Patel adds, “Even for us who work in this environment, it’s a minefield. There needs to be better stewardship and oversight. We’re currently sitting with a politicized healthcare system. There are more politics at play than efforts to solve the problem.”
He said allowing more affordable low-cost benefit options, (medical aid products, not insurance), would enable people who cannot afford higher-end medical plans to at least access primary healthcare products – thus taking a huge burden off the State.
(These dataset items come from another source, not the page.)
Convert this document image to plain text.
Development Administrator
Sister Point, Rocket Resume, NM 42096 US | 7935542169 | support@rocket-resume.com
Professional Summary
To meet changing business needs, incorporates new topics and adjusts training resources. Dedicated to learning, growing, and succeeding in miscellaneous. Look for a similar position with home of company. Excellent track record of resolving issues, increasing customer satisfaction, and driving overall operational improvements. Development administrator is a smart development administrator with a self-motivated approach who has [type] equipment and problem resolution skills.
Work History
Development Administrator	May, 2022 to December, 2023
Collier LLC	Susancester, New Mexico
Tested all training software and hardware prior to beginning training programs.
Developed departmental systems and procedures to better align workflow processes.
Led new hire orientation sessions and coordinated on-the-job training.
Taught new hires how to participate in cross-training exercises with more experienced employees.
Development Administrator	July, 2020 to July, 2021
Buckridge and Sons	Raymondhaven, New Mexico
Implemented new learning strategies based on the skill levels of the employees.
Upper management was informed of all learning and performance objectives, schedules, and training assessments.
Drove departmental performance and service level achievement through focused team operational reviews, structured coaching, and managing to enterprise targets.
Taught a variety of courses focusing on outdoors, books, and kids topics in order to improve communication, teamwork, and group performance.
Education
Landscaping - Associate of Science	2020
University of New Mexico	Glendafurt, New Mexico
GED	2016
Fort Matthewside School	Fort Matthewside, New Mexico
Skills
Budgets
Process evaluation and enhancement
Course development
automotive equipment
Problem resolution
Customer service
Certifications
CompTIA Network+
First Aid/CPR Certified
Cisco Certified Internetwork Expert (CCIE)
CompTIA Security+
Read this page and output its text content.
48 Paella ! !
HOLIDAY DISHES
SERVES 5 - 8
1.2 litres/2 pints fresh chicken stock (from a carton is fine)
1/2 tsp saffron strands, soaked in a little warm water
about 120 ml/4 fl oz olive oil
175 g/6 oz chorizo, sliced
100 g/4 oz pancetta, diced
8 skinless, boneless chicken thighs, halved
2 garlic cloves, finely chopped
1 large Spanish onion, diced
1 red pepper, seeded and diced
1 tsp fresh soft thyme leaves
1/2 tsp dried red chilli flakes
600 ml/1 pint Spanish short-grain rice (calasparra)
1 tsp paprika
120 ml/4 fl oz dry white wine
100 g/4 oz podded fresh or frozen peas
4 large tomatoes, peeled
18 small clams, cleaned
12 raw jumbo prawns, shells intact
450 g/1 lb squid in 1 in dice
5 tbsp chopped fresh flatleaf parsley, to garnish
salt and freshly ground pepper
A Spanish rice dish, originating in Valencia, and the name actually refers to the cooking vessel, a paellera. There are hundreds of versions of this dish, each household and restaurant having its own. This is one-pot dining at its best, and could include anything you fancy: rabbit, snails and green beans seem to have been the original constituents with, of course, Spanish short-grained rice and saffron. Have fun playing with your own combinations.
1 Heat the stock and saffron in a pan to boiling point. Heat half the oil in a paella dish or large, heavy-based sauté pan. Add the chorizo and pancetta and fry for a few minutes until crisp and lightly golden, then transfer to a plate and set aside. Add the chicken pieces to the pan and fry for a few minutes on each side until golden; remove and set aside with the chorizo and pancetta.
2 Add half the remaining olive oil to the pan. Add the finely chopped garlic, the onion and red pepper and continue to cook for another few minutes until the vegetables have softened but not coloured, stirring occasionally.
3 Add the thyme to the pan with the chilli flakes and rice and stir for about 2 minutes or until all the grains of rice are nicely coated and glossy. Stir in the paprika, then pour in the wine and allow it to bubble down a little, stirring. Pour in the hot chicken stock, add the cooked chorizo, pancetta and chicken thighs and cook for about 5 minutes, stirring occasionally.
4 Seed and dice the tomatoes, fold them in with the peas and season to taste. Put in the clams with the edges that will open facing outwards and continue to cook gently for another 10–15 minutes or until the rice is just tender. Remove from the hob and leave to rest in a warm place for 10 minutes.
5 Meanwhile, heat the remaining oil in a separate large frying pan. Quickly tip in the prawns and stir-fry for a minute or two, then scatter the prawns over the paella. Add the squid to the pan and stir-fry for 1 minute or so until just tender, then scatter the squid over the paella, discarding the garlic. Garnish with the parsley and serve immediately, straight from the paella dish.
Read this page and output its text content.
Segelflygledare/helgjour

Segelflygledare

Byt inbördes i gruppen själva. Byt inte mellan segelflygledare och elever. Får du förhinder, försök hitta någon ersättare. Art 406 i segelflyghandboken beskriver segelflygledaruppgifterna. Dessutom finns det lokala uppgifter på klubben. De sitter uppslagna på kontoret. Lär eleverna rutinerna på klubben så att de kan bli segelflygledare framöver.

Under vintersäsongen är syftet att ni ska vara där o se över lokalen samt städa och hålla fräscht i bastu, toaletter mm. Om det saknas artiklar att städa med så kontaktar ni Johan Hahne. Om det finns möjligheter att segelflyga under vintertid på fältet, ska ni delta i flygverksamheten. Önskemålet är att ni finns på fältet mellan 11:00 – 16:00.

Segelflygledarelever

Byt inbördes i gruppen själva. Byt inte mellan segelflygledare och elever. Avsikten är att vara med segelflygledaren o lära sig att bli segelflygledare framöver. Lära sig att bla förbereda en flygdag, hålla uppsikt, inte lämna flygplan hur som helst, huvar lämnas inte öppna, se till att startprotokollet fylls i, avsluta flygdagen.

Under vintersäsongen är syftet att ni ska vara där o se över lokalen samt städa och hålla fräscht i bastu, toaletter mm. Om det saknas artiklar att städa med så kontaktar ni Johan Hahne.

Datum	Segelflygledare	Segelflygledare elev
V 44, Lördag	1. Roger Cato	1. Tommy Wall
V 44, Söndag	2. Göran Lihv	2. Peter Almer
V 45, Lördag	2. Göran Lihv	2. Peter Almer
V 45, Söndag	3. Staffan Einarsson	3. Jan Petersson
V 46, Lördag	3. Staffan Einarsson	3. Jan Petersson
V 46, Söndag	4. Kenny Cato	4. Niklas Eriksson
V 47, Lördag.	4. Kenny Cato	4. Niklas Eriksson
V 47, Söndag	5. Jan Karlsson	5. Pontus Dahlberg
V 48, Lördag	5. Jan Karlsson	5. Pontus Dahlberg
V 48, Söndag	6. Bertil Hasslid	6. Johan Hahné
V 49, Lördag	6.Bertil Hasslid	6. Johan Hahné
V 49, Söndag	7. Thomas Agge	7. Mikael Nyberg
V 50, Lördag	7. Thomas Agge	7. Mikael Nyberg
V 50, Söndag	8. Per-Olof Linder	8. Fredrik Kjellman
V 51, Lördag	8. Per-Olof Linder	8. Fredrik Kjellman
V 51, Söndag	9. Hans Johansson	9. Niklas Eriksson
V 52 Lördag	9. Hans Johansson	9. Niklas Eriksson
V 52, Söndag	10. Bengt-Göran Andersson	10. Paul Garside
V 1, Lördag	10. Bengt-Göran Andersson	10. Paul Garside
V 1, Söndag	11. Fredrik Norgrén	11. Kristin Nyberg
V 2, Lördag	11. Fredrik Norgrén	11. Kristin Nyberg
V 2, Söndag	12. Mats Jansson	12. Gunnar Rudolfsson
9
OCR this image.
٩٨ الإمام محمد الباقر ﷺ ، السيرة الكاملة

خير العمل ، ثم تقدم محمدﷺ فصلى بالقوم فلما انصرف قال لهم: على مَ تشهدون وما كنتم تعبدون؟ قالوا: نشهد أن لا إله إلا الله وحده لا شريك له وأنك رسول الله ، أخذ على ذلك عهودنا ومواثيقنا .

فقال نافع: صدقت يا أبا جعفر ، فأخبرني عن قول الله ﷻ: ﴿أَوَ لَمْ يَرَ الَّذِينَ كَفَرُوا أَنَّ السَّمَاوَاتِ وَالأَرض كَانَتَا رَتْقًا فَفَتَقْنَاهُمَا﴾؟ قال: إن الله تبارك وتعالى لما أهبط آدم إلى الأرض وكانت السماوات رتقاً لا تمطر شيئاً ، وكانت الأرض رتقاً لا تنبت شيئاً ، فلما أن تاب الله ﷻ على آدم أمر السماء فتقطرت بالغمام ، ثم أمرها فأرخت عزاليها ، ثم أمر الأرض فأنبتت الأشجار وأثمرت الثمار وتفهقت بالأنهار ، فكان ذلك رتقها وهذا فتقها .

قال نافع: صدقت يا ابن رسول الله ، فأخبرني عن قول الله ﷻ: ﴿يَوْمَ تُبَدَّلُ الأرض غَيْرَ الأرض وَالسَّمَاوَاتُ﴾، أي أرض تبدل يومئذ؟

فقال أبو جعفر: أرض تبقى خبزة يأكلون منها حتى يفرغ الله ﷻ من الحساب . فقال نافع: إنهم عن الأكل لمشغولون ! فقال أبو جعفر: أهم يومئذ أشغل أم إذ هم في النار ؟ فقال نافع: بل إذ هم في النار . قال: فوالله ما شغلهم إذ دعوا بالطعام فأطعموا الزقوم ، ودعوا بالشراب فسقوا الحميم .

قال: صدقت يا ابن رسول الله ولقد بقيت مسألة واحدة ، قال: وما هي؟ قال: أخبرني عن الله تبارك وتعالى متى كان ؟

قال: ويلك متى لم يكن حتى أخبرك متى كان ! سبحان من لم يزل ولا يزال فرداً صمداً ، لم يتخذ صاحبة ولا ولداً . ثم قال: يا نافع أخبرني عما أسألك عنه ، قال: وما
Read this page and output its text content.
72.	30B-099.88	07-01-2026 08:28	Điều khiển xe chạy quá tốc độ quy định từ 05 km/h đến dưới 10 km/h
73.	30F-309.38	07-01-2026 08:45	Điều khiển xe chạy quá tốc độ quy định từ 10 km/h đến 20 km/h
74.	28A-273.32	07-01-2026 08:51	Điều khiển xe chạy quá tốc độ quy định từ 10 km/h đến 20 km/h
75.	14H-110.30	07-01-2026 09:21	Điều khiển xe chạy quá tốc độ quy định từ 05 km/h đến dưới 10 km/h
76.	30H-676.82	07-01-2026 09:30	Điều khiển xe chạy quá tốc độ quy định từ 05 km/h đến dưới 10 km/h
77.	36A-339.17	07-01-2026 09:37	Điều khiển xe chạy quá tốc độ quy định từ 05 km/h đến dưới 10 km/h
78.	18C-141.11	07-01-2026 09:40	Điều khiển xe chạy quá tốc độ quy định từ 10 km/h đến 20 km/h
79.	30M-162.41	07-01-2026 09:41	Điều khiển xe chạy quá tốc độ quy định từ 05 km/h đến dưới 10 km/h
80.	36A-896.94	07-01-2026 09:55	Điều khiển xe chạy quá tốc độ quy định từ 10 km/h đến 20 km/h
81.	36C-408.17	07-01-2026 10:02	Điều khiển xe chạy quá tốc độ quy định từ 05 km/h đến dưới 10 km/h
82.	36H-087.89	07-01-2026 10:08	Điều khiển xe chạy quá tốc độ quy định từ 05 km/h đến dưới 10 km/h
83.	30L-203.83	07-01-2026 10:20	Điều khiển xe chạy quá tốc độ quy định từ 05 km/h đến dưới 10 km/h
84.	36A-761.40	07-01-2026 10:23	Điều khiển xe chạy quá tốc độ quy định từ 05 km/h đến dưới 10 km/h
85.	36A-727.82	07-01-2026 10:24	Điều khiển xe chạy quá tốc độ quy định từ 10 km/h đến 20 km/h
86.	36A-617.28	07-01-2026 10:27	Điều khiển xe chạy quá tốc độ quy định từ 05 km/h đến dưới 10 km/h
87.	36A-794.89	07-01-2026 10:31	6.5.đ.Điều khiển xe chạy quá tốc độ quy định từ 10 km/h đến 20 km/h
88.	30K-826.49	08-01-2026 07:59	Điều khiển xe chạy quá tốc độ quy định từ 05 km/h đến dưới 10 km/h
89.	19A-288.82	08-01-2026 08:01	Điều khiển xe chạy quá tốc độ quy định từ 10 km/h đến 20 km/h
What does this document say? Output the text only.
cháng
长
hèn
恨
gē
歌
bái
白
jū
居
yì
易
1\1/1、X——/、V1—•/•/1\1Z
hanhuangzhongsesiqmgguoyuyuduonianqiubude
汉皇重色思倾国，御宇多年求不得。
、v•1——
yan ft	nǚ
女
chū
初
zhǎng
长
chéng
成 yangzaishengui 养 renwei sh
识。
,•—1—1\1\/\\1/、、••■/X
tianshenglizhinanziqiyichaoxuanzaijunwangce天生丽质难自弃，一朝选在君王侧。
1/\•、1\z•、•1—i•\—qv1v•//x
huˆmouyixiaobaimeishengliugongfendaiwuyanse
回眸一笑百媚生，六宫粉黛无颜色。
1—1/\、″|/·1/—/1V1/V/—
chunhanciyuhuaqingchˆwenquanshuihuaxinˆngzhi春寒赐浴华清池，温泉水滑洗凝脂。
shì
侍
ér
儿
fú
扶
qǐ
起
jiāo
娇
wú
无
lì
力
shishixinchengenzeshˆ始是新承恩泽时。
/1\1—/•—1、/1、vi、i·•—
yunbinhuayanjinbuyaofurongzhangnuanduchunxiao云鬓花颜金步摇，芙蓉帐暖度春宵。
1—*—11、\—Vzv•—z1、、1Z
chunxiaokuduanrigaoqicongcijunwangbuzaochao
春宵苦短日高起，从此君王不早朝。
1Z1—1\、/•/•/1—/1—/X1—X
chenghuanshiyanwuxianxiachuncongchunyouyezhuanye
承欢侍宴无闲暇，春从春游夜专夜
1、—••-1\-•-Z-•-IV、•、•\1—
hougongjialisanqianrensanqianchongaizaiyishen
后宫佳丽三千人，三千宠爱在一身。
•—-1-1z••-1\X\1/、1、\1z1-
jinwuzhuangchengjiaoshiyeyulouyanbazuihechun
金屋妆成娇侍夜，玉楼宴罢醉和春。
“The Health Market Inquiry (HMI) said there should be some consultant tariff ceiling and made specific recommendations – but the health department hasn’t moved on implementing any of them. We applied for exemption from the Competition Commission so we could do collective bargaining while the government gets its act together, but politics came into play, and we’ve now been sitting with the Competition Commission for over two years,” he said.
Patel said a holistic review of PMBs and allowing LCBOs would ‘change the entire environment,’ but bemoaned the lack of ‘necessary skills’ and seeming lack of will within the NDOH and the CMS.
Paresh Prema, Head of Technical and Actuarial Consulting Solutions at Alexander Forbes Financial Services, said the reform needed around the ‘idealistic’ PMBs involving pricing and the structure of benefits never happened. This led to an increase in the cost of PMBs and “a lot of people falling out of the system.”
“They were meant as cover to help those who would otherwise have gone to the State manage their healthcare,” he said.
It was difficult to understand why the government would wait a decade or more for an NHI to kick in, “when we have an industry that’s well maintained and regulated and can provide benefits at low prices with a good primary healthcare basket.”
Such products could be allowed via an exemption that did not require the Minister of Health’s approval. However, the CMS, which should be independent and act without fear or favour, had a politically appointed board and CEO.
“They’re very sensitive to what the NCOH would like to see,” he said.
Approving LCBOs would make a difference to millions of lives, especially with the medical tax savings – and make medical schemes more sustainable. It would create a bigger pool of people who would not need an NHI because they’d be looked after by medical schemes.
One point of agreement between the private sector trio interviewed and Kabane is that contributions to insurance products like gap cover did not benefit members but company shareholders, while LCBO premiums benefitted an entire medical scheme’s membership.
“Ironically, what the CMS fails to realize is they could increase their levy and operating income by increasing scheme memberships through LCBOs,” Prema added.
Answering assertions that the CMS was part of the government’s political agenda around the NHI, Kabane said the NHI bill spoke of ‘complementary cover,’ by medical aids.
“That means that will only happen in the transition to full implementation – and my understanding is that the minister will unpack all the details and engage with all key affected parties to develop this transitional plan that will make NHI implementation a reality. This interpretation that Sect 33 will take medical schemes out of the equation is wrong. It will change the way they operate and the number of people they cover and the way they run their business, but they’ll still be there,” he averred.
Kabane said the CMS would this year review PMBs using the best scientific evidence, cost-effectiveness, protecting members and the financial health of schemes, especially probing rare high-cost diseases which threatened to collapse schemes.
“The direction we plan on taking also includes elements that reduce the need for curative and hospital services, making PMBs more cost-effective and improving health outcomes,” he added.
He was confident that the Minister’s eventual pronouncement would result in “an amicable solution,” to the current court battle.
A spokesperson for Dr Joe Phaahla did not respond in time for publication.